Wendell Phillips (1811-1884)

    Contributing Editor: Allison Heisch

    Classroom Issues and Strategies

    Students tend not to know enough history (or, for that matter, geography) to understand the setting for Toussaint L'Ouverture. In addition, Phillips's view of race and racial difference will strike some students as condescending: He sets out to "prove" that Toussaint is "okay" and seems to imply that his sterling example proves that some blacks are "okay" too. This is not the sort of argumentation that we like nowadays, for we've understood this as tokenism.

    A quick history/geography lesson here (including Napoleon and the French Revolution) is in order. Also, review the attitudes toward race generally taken in this period. I've given background reading in Stephen J. Gould's The Mismeasure of Man as a way of grounding that discussion. It is equally useful to pair Phillips with a figure such as Louis Agassiz to show what style of thought the "scientific" view of race could produce. Yet, students can and do understand that styles of argument get dated very readily, and this can be demonstrated for them with various NAACP sorts of examples.

    Students often ask, "Is this a true story?" (Answer: Sort of.)

    Major Themes, Historical Perspectives, and Personal Issues

    Phillips's emphasis on the dignity of the individual. The idea of the hero (and the rather self-conscious way he develops it--that is, in his emphasis on Toussaint's "pure blood," and his deliberate contrast of Toussaint with Napoleon). It's useful to show Toussaint as Phillips's version of "the noble savage" (an eighteenth-century British idea still current in nineteenth-century America).
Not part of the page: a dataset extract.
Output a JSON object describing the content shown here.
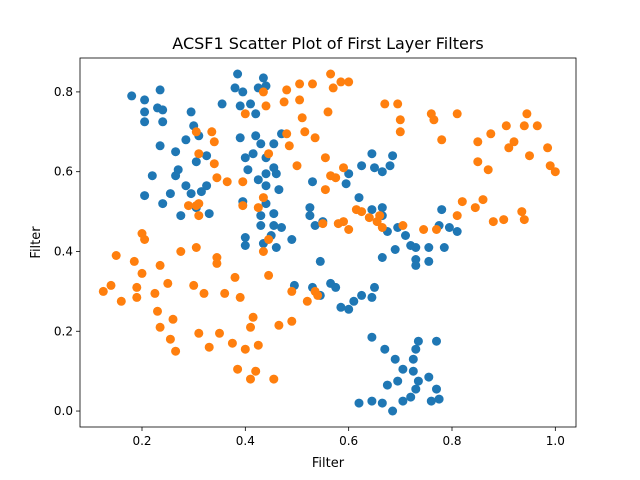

    As the headnote points out, the immediate occasion of Phillips's speech was the issue of whether blacks should serve in the military. Since the issue of military service--that is, of women and homosexuals in the military--has been a vexed one in the recent past, it may be useful to point to this historical context for the speech and to the relationship between its rhetoric and content and its functions in its time. This may also raise the question of the symbolic significance of military prowess in general.

    Significant Form, Style, or Artistic Conventions

    This piece needs to be placed in the broader context of circuit-speaking and in the specific context of abolitionist public speaking. It should also be located in the debate over slavery.

    Original Audience

    Phillips's assumptions about his audience are very clear: There is little doubt that he addresses an audience of white folks with the plain intent of persuading them to adopt his position, or at least to give it a fair hearing. Students may very well say that Phillips has no contemporary audience, and that is probably true. It's useful, however, to point out that long after Phillips's death black students memorized this piece and recited it on occasions such as school graduations. Thus, while the people who first heard this piece were certainly very much like Phillips, his second (and more enduring) audience was an audience of black people-- largely students--who probably knew and cared nothing about Phillips, but embraced Toussaint L'Ouverture as their hero. That phenomenon-- the half-life of polemic--is very interesting.

    Comparisons, Contrasts, Connections

    It is useful (and easy) to present Phillips with other white abolitionists (such as Garrison and Thoreau) or to read Phillips against black orators (Douglass, H. H. Garnet, David Walker). Another tack is to put him in a wider spectrum of white anti-slavery writing: Read him with John Greenleaf Whittier or even Harriet Beecher Stowe. One approach to take is to compare his oratorical style with that of Garnet or Douglass. Another is to show the breadth of anti-slavery writing, particularly with reference to the particular genres involved. If the students don't notice this, it's important to point out that this is an anti-slavery piece by implication: Phillips does not address the subject directly.

    Questions for Reading and Discussion/Approaches to Writing

    1. I like to have students identify the intended audience for me: How do they know to whom Phillips is speaking?

    2. From Phillips's vantage, what are the traits of this ideal black hero? (Part of the point here is to get them to understand Phillips's emphasis on Toussaint's appreciation for white people and to see what kinds of fears he implicitly addresses.)

    3. In what ways is this effective (or ineffective) as a piece of argumentation?

    4. Is this piece propaganda? And, if so, what is propaganda? What are the differences (in terms of content and specifics) between Phillips's argument and one that might be made in a contemporary civil rights speech?

    5. A good topic for getting at the heart of the matter (a very good paper topic) is a comparison of Toussaint L'Ouverture and Uncle Tom.

    Bibliography

    Bartlett, Irving. Wendell Phillips, Brahmin Radical. Boston: Greenwood, 1973.

    Bode, Carl. The American Lyceum: Town Meetings of the Mind. New York: S. Illinois University Press, 1968.

    Korngold, Ralph. Two Friends of Man: The Story of William Lloyd Garrison and Wendell Phillips and Their Relationship with Abraham Lincoln. Boston, 1950.

    Stewart, James Brewer. Wendell Phillips, Liberty's Hero. Baton Rouge and London: Louisiana State University Press, 1986.